Initially, he and Larin got together for weekly dinners, but Larin has long since found his feet in his new surroundings, living in a nice part of the city with his girlfriend and twin daughters.
“Atiba helped me a lot when I came down here and it did take me a little while, but I adapted well and now I’m here with my family and we’re all settled and enjoying it,” Larin says. “It’s a very nice place to live, I really like Istanbul and I like really love playing for Besiktas.”
The contracts for both players are up next summer, and neither will commit to playing for Besiktas beyond that. Hutchinson is mindful of his age, and is happy to play on one-year contracts while his body permits, while Larin is taking a wait-and-see approach, although playing for a team in the Champions League is “definitely where you want to play.”

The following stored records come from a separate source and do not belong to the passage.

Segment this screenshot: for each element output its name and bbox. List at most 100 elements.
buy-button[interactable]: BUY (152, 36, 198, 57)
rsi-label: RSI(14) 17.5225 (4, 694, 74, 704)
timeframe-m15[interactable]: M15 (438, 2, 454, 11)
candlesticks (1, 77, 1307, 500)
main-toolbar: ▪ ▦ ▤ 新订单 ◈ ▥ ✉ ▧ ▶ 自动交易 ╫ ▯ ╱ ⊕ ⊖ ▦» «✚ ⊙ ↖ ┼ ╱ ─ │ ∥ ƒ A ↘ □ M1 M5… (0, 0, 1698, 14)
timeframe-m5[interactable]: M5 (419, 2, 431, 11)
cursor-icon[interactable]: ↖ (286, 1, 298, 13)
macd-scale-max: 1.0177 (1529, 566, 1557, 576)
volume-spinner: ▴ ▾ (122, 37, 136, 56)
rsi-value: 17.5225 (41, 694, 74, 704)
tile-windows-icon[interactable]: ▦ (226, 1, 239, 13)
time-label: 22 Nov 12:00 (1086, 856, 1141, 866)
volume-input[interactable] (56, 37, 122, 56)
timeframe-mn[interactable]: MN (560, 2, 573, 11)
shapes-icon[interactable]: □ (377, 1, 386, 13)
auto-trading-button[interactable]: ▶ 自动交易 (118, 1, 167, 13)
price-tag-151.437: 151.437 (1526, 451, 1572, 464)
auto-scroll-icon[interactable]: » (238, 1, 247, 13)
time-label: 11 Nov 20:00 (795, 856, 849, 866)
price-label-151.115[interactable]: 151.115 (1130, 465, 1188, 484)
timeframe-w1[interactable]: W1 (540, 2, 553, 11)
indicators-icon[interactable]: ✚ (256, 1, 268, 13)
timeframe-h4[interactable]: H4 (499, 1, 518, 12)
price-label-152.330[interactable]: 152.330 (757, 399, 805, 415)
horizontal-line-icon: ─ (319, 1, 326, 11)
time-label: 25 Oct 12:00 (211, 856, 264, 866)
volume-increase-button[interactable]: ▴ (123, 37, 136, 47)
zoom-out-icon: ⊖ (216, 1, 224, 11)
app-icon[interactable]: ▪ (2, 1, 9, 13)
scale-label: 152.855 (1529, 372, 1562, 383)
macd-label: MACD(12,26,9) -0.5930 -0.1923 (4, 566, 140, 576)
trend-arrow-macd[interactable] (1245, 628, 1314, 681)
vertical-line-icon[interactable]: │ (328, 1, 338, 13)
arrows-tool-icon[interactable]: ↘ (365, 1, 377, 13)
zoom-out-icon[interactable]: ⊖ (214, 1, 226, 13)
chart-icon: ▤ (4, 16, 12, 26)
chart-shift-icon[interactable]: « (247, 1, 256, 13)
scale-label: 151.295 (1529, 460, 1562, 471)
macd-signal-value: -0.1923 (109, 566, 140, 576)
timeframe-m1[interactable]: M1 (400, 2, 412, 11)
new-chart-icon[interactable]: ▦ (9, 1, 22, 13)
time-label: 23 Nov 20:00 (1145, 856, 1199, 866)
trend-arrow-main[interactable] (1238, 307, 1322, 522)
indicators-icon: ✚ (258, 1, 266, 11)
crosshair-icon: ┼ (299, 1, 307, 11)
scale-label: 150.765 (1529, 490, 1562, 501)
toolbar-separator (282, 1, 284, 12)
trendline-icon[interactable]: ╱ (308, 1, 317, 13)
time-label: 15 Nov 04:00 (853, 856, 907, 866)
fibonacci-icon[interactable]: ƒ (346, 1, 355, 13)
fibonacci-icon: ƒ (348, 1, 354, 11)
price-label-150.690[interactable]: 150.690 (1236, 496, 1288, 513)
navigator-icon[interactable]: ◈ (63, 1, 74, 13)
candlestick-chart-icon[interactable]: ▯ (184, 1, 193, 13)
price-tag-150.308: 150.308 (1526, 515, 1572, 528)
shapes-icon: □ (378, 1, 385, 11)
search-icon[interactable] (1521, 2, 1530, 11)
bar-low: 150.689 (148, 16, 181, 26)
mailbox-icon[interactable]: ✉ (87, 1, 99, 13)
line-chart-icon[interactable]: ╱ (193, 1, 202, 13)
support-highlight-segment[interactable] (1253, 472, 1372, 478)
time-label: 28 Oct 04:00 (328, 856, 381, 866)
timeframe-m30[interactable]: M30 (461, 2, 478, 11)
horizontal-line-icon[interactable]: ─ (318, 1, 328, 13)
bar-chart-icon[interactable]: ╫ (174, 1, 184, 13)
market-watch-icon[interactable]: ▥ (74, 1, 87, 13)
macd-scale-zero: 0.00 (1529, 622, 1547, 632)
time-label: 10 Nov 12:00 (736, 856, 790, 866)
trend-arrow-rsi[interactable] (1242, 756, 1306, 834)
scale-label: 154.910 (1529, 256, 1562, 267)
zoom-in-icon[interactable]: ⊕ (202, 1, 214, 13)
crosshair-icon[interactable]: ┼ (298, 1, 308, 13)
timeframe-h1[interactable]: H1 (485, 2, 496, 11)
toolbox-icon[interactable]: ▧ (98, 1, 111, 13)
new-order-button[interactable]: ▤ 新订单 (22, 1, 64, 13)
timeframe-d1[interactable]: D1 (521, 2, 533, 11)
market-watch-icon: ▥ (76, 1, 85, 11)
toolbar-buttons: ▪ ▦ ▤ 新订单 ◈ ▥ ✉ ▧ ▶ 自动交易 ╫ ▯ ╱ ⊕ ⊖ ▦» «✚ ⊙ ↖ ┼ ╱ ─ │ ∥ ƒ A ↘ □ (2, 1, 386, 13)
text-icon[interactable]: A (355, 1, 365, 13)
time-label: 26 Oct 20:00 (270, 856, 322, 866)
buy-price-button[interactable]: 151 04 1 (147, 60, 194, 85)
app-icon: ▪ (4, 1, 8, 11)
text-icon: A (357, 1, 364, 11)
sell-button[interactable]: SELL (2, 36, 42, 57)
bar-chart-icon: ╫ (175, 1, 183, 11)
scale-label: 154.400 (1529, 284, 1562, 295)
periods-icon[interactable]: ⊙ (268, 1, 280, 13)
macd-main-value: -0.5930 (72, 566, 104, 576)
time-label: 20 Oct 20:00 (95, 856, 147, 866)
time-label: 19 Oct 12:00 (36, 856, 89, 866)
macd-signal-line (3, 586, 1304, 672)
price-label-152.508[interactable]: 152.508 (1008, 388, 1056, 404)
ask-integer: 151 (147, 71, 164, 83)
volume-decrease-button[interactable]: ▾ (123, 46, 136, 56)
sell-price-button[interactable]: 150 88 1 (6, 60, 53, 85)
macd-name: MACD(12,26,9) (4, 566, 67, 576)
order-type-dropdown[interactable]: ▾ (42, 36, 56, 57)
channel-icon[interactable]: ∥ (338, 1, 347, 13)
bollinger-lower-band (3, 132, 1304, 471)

With Larin often taking up a position on the left side of the front line, and Hutchinson playing just behind him, either in the centre of the park or on the left of the midfield, the pair have had the chance to develop a level of chemistry through daily training. That kind of understanding can have a carry-over effect to the national team, which will only help Canada’s quest to qualify for the World Cup.
“The chemistry is deeper between two guys that are in a club,” says John Herdman, the Canadian men’s national team coach. “They’ve battled together to win a championship with Besiktas so you know, when they’re on the field together, I know that they’re going to push to another level for each other.”
With Canada’s European contingent growing by the year – the country had a record four men competing in the Champions League this season – Hutchinson wonders if more teams might follow in the footsteps of Besiktas, making the Hutchinson-Larin axis something of a blueprint.
“Yeah, I think it is,” Hutchinson says. “It is something you see with a lot of other countries where there’s a number of players from one country, representing that country with a certain club, so yeah, it would be great to set the standard for us, for Canada, and hopefully, we can see more and more of that.”